Consommation excessive en France

Une récente étude de Santé publique France montre que 23,7% des Français ont "dépassé les repères de consommation" d’alcool en 2020, ce chiffre n’ayant presque pas évolué depuis 2017 (23,6%).
Dans l’Hexagone, ces repères de consommation excessive d’alcool représentent plus de deux verres standards par jour, pas tous les jours, et pas plus de 10 verres par semaine. En dessous de ces indicateurs, la consommation d’alcool est considérée "à moindre risque".
Les chercheurs français ont également décrit un profil type de leur concitoyen qui dépasse les limites de consommation d’alcool considérées socialement comme acceptables.
Il s’est avéré que les hommes sont proportionnellement deux fois plus nombreux que les femmes à avoir une consommation à risque, respectivement de 33,2% et 14,7%, la différence selon l’âge étant moins marquée.
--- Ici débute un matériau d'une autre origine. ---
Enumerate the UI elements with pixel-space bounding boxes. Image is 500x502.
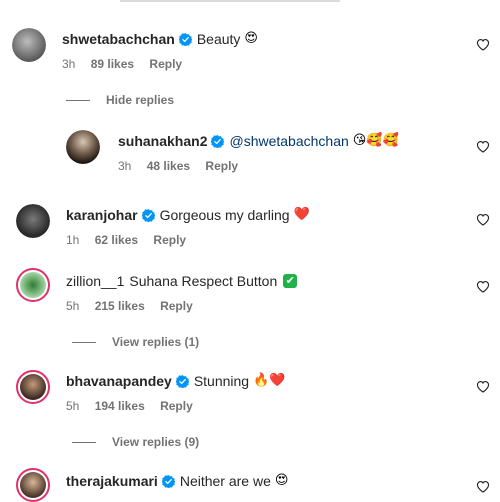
comment-text: Gorgeous my darling [159,207,290,223]
comment-username[interactable]: zillion__1 [66,272,124,290]
hide-replies-button[interactable]: Hide replies [66,93,174,107]
verified-badge-icon [176,375,189,388]
emoji: 😍 [244,31,258,46]
comment-username[interactable]: shwetabachchan [62,30,175,48]
like-heart-icon[interactable] [476,280,490,293]
mention-link[interactable]: @shwetabachchan [229,132,348,150]
like-heart-icon[interactable] [476,380,490,393]
comment-time[interactable]: 1h [66,233,79,247]
comment-time[interactable]: 3h [118,159,131,173]
check-mark-emoji: ✔ [283,274,298,288]
hide-replies-label: Hide replies [106,93,175,107]
comment-time[interactable]: 5h [66,299,79,313]
emoji: 😍 [274,473,289,488]
comment-text: Neither are we [179,473,271,489]
likes-count[interactable]: 215 likes [95,299,145,313]
verified-badge-icon [162,475,175,488]
reply-button[interactable]: Reply [160,399,193,413]
like-heart-icon[interactable] [476,140,490,153]
avatar-story-ring[interactable] [16,468,50,502]
comment-text: Beauty [196,31,241,47]
emoji: 🔥❤️ [253,373,286,388]
scroll-edge-divider [120,0,340,2]
comment-username[interactable]: karanjohar [66,206,138,224]
comment-time[interactable]: 3h [62,57,75,71]
reply-button[interactable]: Reply [153,233,186,247]
like-heart-icon[interactable] [476,480,490,493]
verified-badge-icon [211,135,224,148]
like-heart-icon[interactable] [476,213,490,226]
likes-count[interactable]: 89 likes [91,57,134,71]
reply-button[interactable]: Reply [160,299,193,313]
divider-dash [72,441,96,443]
avatar-story-ring[interactable] [16,370,50,404]
reply-button[interactable]: Reply [149,57,182,71]
avatar[interactable] [66,130,100,164]
verified-badge-icon [142,209,155,222]
avatar[interactable] [12,28,46,62]
comment-time[interactable]: 5h [66,399,79,413]
emoji: 😘🥰🥰 [352,133,399,148]
view-replies-button[interactable]: View replies (1) [72,335,199,349]
divider-dash [72,341,96,343]
comment-username[interactable]: suhanakhan2 [118,132,207,150]
comment-text: Stunning [193,373,250,389]
verified-badge-icon [179,33,192,46]
reply-button[interactable]: Reply [205,159,238,173]
comment-username[interactable]: therajakumari [66,472,158,490]
avatar[interactable] [16,204,50,238]
likes-count[interactable]: 62 likes [95,233,138,247]
comment-text: Suhana Respect Button [129,273,278,289]
view-replies-label: View replies (1) [112,335,200,349]
like-heart-icon[interactable] [476,38,490,51]
emoji: ❤️ [293,207,310,222]
likes-count[interactable]: 48 likes [147,159,190,173]
view-replies-button[interactable]: View replies (9) [72,435,199,449]
avatar-story-ring[interactable] [16,268,50,302]
comment-username[interactable]: bhavanapandey [66,372,172,390]
divider-dash [66,99,90,101]
likes-count[interactable]: 194 likes [95,399,145,413]
view-replies-label: View replies (9) [112,435,200,449]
Chez les hommes, le chômage est un indicateur supplémentaire d’une consommation plus élevée.
Presque la moitié des Français qui dépassent les repères n’avaient pas été dans l’enseignement supérieur.
Les buveurs sont en même temps surreprésentés chez les personnes aux revenus plus élevés, notamment chez les femmes avec un diplôme d’enseignement supérieur et un emploi.